Background: Several studies have identified changes in the spinal cord DTI measurements in patients with multiple sclerosis (MS). However, correlations between changes in DTI parameters in normal appearing cervical spine and neurological findings have not been clearly established.
Objectives: To determine whether diffusion tensor imaging (DTI) measurements such as fractional anisotropy (FA) and apparent diffusion coefficient (ADC) are sufficiently sensitive in detecting microstructure alterations in normal-appearing spinal cords in patients with MS and whether they reflect these patients' clinical disability.
Material and methods: Fifteen patients diagnosed with relapsing-remitting MS (RRMS) with normal-appearing cervical spinal cords on plain MRI and 11 asymptomatic volunteers were enrolled in the study. Overall, 75 cervical spinal segments were analyzed. The regions of interest were drawn from the entire spinal cord cross-section and in the normal-appearing white matter tracts: the superior and inferior cerebellar peduncles and the posterior limbs of the internal capsules. Neurological deficit and the level of disability were evaluated using the Expanded Disability Status Scale (EDSS), the timed 25-foot walk test (T25FW) and the 9-hole peg test (9HPT) for manual dexterity.

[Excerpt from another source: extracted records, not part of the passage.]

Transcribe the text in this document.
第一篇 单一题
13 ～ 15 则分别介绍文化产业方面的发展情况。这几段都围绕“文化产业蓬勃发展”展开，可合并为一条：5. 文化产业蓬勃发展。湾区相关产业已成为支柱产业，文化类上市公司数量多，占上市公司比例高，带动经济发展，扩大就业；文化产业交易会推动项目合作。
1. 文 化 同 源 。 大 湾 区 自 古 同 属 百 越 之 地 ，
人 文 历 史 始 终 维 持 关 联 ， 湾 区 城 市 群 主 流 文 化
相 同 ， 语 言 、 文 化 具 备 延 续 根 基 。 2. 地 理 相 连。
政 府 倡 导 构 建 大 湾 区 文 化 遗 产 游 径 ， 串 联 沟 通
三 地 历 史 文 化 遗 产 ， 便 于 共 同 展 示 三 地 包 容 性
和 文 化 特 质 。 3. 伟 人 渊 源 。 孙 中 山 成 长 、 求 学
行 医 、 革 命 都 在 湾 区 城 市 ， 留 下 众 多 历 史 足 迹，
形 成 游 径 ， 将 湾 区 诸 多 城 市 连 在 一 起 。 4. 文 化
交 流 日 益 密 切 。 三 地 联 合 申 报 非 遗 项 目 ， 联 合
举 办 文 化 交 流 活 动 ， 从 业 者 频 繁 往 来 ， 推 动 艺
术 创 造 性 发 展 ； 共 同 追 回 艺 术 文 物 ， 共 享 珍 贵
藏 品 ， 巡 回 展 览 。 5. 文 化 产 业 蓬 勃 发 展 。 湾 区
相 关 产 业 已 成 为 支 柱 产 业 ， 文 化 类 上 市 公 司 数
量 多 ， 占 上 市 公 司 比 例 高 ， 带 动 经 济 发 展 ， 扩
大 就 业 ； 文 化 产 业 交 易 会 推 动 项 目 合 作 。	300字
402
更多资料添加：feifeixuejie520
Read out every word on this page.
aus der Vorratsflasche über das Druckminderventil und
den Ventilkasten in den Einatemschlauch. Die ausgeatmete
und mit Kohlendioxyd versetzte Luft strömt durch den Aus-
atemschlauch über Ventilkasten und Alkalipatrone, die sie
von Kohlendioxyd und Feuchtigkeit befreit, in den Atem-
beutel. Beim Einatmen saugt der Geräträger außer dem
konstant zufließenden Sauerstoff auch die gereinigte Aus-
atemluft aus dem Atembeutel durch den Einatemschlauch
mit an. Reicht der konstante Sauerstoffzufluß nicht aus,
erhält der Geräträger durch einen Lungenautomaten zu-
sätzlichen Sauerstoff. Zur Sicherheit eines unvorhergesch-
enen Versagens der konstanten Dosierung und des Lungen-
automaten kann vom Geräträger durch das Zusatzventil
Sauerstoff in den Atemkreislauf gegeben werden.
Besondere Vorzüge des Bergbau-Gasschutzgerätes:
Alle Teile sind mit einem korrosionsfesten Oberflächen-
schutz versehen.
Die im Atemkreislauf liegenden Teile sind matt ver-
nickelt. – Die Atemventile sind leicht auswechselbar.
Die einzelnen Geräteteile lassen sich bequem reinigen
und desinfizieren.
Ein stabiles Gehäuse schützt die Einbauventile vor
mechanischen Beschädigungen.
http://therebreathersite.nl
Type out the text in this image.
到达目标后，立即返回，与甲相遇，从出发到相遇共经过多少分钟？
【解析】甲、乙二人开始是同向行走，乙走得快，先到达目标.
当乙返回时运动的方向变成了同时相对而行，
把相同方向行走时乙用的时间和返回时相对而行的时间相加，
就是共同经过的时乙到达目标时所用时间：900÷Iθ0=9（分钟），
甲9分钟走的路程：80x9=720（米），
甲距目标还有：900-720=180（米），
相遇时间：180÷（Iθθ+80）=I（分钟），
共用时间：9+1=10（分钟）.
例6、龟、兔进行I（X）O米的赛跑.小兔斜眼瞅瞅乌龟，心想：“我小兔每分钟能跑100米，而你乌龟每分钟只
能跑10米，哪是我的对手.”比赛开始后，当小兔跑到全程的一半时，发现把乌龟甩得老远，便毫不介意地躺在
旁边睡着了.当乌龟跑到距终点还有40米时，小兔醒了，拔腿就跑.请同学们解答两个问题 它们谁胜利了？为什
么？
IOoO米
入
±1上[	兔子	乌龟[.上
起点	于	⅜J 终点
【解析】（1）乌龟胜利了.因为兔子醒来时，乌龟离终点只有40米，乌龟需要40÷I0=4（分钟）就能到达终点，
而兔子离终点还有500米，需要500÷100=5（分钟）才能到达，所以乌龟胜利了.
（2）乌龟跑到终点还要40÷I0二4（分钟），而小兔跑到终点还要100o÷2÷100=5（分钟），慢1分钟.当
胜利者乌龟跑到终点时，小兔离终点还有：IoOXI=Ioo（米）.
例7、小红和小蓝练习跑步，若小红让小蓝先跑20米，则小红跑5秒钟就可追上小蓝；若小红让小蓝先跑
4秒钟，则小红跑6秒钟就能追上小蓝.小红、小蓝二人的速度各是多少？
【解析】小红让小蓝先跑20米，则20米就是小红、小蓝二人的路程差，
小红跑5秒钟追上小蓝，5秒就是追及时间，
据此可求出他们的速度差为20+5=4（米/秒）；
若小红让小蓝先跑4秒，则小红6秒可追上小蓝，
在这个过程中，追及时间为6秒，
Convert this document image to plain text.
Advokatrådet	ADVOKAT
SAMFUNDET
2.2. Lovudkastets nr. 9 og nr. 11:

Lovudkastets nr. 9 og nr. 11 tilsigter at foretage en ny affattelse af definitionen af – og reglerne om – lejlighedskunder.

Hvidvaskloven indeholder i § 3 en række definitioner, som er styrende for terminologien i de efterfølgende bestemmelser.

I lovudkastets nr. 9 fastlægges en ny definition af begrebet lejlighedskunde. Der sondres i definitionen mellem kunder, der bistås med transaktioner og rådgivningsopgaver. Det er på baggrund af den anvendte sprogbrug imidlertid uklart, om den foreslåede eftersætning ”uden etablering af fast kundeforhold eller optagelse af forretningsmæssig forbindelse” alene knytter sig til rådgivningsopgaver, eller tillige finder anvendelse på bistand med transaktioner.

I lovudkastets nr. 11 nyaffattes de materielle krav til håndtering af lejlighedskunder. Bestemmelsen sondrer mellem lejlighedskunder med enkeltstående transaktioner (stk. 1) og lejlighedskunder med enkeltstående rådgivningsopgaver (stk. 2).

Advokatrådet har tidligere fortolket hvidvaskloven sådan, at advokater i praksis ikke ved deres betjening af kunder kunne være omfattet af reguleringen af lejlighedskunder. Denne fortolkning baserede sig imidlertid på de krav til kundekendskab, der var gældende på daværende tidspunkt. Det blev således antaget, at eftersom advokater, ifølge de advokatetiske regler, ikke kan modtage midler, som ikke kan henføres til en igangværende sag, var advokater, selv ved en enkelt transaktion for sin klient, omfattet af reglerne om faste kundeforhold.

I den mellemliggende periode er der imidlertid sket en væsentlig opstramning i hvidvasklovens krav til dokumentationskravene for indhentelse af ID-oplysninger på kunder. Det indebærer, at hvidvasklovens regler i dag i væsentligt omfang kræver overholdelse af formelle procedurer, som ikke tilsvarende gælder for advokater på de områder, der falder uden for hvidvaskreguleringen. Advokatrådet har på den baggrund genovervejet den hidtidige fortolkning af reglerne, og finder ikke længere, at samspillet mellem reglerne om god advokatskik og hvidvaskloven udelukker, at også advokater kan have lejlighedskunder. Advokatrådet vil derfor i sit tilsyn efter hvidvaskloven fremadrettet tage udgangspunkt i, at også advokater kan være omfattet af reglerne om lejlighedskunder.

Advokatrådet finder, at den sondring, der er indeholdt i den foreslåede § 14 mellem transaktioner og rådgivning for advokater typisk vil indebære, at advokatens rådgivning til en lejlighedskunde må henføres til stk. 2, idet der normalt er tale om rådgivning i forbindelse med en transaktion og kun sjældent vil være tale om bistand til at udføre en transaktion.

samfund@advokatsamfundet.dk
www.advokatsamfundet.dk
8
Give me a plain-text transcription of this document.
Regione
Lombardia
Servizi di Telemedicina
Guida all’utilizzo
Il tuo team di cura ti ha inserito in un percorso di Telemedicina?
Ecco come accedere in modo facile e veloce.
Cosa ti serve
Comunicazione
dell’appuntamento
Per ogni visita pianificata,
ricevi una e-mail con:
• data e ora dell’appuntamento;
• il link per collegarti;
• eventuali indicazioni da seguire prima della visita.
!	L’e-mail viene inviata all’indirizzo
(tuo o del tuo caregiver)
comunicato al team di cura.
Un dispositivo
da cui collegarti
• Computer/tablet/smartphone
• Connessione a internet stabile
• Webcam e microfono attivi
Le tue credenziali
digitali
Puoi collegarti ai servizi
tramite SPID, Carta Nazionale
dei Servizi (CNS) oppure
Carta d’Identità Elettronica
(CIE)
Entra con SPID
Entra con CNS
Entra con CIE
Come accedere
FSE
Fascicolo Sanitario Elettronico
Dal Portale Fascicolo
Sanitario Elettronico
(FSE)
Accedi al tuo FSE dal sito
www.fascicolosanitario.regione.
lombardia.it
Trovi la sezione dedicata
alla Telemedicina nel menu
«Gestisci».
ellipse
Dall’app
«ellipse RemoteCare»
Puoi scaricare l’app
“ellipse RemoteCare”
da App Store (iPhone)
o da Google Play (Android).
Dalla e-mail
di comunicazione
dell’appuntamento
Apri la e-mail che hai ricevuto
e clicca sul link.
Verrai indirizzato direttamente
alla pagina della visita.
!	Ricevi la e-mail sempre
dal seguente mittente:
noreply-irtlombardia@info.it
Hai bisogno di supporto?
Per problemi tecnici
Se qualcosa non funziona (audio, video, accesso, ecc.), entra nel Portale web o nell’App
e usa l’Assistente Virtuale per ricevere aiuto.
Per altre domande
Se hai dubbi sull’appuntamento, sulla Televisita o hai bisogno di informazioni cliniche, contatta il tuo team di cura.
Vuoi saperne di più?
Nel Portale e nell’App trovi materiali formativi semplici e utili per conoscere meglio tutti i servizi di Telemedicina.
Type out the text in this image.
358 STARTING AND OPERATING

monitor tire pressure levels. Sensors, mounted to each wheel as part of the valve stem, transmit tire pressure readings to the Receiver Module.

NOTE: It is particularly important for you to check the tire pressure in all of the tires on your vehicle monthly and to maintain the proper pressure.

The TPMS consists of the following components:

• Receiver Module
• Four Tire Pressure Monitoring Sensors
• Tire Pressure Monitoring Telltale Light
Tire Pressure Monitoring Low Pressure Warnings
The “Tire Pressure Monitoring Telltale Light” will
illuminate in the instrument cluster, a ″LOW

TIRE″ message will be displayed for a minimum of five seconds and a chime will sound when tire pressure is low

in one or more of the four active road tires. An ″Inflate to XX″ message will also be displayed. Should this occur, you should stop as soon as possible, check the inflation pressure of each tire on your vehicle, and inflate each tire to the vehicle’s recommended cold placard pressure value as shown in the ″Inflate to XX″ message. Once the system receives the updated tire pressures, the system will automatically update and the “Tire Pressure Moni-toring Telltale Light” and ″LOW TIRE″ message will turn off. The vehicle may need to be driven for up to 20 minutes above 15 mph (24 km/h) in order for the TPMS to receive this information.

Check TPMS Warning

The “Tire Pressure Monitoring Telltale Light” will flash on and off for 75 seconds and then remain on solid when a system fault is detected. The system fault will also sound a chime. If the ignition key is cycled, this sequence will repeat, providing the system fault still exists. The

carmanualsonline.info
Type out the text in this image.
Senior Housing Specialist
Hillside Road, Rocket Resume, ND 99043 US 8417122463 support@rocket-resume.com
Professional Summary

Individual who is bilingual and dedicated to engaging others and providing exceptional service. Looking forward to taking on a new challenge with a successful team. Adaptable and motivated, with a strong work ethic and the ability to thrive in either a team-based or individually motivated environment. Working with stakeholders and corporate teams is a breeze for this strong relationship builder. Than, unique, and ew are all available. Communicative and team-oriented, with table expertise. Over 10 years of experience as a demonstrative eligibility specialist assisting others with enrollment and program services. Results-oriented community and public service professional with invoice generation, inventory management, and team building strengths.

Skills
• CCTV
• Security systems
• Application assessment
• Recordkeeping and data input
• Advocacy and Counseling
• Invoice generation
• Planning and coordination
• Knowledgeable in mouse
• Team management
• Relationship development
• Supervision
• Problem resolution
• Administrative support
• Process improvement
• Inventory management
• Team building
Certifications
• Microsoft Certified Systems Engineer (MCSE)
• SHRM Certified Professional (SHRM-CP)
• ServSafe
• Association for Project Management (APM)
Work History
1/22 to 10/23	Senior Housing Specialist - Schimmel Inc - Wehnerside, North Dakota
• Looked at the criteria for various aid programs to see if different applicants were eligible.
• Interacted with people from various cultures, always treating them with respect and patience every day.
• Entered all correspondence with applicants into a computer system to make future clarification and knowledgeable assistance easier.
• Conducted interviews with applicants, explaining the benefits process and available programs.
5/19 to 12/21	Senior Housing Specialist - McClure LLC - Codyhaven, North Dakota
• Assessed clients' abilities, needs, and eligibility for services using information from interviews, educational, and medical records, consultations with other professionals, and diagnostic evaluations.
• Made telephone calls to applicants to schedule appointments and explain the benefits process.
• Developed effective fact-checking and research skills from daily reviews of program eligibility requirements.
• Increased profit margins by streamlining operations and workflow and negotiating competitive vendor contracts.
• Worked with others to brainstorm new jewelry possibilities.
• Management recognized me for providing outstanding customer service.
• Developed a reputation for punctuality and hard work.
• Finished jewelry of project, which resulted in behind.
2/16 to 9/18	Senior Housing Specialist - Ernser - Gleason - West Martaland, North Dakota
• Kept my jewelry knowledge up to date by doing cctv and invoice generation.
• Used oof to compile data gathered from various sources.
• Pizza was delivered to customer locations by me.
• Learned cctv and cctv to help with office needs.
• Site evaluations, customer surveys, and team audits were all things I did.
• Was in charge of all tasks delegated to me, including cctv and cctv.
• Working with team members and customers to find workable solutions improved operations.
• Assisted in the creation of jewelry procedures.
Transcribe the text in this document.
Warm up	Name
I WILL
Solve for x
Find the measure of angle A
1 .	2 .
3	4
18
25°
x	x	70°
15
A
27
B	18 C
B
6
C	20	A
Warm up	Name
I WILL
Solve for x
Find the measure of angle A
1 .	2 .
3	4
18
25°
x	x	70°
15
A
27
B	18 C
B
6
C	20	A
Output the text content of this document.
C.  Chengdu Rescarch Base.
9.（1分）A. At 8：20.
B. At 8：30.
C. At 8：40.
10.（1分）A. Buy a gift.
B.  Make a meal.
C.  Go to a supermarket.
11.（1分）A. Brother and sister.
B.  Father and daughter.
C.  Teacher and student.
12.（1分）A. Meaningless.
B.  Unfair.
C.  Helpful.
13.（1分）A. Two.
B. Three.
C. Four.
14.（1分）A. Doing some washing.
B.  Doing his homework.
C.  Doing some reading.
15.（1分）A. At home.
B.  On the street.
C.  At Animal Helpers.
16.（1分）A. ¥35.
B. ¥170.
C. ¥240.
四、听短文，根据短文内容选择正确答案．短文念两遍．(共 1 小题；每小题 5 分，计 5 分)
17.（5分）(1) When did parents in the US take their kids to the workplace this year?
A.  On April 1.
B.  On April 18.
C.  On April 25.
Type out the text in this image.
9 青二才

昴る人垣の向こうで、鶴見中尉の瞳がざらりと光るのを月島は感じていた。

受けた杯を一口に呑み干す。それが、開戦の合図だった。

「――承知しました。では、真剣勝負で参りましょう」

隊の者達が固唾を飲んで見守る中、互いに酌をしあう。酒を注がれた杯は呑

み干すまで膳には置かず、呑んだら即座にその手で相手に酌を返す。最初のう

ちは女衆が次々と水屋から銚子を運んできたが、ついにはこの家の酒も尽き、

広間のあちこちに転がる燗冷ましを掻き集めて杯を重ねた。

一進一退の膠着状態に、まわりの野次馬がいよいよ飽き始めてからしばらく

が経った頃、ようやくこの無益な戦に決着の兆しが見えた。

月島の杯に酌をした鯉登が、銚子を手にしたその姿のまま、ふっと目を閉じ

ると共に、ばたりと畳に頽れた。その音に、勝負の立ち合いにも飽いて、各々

Results: A significant difference (p < 0.05) in FA values between patients with MS and the control group was found at levels C2 (p = 0.047) and C3 (p = 0.023). No significant changes in ADC values were found. There was correlation between FA and ADC values in selected white matter tracts and at particular spinal cord levels. We also observed significant correlations between diffusion tensor imaging parameters and manual dexterity.
Conclusions: Our preliminary results may suggest that the spinal cord's structural loss is the dominant factor in the inflammatory/demyelinating component in patients with MS. Diffusion tensor imaging changes in the spinal cord correlate with brain DTI changes. Manual functioning seems to be more affected than walking.
Keywords: diffusion tensor imaging; disability; multiple sclerosis; spinal cord; walking.